You don’t doubt your face has gone grey, feeling your breathing turn near erratic. “Oh God.”
He smiles wryly as the life is sucked out of your very soul.
This was bad. Very bad.
“Now, fear not, you will soon be returned to daddy dearest,” he places a mildly dramatic hand over his heart. “Pirate’s honour.”
He paces back to pluck the letter off the table, pocketing it. “All you need to do is relax and tell me a few things so we can part ways as soon—”
“No.” The word blurts out of your mouth before you can stop it, horrified at the thought of giving information to any pirate, let alone this one.
“No?” Hoshi looks genuinely shocked, his eyes wide, eyebrows raised. He laughs a little incredulously, “Oh, I see, can’t tell all the delicate details to a scary ol’ pirate.”
He smiles a little bit, “Worry not, miss princess, we shall only need a few minor details. Just enough to have your father sprinting to get you out of here. We all win.”
He stares at you almost expectantly, and you wonder if you look as confused as you feel.
“Well, I’ll be bidding you goodnight now, I’m sure we’ve interrupted your beauty sleep enough. Rest assured we won’t be bothering you for the rest of the morning.”
Hoshi begins to make his way to the door, picking up his pile of weapons off the floor before wrenching the door open. He’s calm as ever, but your mind is in a disarray.
A ransom, but whatever for? Gold could’ve been retrieved by raiding any ship, and it sounded like he’d chosen to hop on a ship belonging to the navy. Come to think of it, as much of a nuisance this man has proved himself, you don’t remember a case where he’s directly meddled with the Kingdom. All of this can’t just be for gold.

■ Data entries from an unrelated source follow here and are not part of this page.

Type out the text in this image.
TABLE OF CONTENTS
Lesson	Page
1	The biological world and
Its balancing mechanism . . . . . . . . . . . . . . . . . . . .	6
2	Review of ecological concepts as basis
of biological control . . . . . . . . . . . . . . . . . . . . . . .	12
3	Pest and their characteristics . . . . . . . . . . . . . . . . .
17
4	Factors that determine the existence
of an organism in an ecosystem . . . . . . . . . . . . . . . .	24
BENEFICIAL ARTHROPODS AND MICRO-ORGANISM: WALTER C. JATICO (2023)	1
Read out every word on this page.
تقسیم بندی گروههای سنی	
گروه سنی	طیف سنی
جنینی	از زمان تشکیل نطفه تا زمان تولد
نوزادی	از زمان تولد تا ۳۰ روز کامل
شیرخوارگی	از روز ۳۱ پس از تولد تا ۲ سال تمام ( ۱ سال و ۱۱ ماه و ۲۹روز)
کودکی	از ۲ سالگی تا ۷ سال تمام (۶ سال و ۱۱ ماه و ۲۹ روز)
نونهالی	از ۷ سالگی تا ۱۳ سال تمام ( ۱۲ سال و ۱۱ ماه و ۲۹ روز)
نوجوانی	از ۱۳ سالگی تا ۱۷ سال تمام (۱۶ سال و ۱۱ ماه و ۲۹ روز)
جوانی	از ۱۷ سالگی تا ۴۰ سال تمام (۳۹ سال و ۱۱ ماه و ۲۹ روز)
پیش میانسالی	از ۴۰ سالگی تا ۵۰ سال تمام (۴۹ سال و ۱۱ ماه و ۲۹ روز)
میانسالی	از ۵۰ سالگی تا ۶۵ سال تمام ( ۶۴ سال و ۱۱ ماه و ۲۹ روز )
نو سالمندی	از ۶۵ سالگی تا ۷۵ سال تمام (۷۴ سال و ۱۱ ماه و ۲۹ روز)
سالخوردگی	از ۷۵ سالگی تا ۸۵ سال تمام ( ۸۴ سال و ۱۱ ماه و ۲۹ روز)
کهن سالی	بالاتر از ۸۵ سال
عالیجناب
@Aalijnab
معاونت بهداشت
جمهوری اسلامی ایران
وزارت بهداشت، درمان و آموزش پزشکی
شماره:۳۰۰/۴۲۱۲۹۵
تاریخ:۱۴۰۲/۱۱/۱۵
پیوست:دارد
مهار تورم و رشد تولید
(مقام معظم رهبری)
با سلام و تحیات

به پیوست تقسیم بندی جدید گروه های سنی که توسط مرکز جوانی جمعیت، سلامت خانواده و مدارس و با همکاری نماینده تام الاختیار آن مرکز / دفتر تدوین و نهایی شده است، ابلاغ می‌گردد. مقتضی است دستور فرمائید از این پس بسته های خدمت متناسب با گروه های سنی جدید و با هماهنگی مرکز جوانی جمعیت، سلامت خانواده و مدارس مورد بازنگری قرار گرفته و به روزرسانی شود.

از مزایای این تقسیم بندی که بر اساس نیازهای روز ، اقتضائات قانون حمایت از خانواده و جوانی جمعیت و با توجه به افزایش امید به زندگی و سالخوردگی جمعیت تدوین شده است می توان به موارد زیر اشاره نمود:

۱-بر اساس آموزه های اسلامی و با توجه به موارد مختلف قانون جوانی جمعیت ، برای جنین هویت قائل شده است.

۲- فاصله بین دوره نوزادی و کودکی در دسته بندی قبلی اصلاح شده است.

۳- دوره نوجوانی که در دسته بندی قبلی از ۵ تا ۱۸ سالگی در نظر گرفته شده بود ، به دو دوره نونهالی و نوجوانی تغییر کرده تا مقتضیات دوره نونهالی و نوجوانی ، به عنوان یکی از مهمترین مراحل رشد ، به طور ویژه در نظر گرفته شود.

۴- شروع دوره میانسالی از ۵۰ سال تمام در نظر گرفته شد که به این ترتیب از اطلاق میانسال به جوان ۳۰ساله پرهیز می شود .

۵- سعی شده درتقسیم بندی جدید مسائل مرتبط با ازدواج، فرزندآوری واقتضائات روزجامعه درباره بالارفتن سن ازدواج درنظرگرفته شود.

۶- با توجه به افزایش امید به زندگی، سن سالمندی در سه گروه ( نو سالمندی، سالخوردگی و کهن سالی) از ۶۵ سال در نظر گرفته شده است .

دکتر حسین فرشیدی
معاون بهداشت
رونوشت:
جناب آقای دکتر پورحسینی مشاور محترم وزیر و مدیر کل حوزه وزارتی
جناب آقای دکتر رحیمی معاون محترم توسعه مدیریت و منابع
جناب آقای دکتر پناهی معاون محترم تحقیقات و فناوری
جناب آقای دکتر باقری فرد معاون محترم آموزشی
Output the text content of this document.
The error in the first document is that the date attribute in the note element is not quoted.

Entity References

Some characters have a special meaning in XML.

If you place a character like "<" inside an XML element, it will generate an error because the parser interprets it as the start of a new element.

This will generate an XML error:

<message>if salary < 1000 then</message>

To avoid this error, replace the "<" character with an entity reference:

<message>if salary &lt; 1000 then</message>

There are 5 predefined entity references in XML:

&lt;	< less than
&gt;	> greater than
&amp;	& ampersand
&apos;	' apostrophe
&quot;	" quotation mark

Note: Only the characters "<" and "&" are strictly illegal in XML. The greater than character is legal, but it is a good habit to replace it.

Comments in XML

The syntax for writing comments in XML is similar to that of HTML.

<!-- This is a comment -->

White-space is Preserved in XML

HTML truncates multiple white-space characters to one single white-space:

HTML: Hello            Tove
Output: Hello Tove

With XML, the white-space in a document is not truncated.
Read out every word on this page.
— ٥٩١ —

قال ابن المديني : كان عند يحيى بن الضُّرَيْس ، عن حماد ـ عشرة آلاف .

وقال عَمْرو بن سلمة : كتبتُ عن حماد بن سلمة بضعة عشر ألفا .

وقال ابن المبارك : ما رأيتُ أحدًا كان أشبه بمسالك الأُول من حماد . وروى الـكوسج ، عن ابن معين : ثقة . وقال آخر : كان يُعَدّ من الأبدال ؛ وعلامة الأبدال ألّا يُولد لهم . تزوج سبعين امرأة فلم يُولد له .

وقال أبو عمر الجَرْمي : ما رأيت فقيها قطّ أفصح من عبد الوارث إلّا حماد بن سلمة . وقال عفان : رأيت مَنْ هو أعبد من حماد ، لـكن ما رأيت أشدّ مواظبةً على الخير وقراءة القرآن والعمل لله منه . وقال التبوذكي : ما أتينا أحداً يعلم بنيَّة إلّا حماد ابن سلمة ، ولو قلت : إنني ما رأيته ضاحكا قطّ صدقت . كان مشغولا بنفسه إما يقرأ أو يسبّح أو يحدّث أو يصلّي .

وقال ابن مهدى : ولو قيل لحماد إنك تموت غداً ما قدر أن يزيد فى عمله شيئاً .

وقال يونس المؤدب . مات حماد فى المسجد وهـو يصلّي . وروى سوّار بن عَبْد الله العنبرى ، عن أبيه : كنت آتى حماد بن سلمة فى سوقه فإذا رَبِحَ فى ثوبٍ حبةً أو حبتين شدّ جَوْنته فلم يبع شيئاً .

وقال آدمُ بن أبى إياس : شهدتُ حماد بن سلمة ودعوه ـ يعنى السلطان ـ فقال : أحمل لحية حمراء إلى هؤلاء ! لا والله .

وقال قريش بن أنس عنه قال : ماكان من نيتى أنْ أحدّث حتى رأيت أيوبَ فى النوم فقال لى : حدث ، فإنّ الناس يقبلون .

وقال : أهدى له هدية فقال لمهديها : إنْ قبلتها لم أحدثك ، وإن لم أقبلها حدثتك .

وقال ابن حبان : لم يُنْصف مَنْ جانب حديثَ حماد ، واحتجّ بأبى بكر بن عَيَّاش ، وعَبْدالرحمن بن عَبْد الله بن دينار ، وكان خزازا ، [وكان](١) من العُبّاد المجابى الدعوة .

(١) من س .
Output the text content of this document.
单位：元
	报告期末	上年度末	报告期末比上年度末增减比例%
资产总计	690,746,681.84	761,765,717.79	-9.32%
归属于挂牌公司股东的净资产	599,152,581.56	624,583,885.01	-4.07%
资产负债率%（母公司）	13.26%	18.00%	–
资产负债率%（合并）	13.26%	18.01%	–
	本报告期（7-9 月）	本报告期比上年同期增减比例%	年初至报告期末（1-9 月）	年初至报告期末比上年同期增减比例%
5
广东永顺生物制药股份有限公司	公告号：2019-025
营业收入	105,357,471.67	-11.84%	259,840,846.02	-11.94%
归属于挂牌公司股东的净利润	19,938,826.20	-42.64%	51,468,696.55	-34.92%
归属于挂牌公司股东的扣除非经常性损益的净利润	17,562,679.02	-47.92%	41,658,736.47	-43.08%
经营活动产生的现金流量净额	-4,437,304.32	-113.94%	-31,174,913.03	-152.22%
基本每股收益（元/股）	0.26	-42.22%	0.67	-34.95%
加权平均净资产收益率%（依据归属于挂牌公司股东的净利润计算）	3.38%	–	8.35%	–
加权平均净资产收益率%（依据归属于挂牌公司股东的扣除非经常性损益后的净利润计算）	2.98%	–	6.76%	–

Steeling yourself, you bet your odds against your voice and asked him, “What do you want from my father?”
You watch as he halts in his tracks, halfway through the door as he finally looks over his shoulder. The look on his face has you wanting to break open the window immediately and let the water flood in, once and for all as you take these bastards down with you.
“Your father has something of mine. And I intend to take it back,” he says, before finally slamming the door shut. You hear a shuffle and a thud, and you do not doubt that he’s locked you in.
Your knees give out almost immediately, dropping to the ground as you breathe in quick, shallow breaths. Trying to look past the dizziness, you try not to think about the last thing he’d said before he left, moreso the look on his face as he did.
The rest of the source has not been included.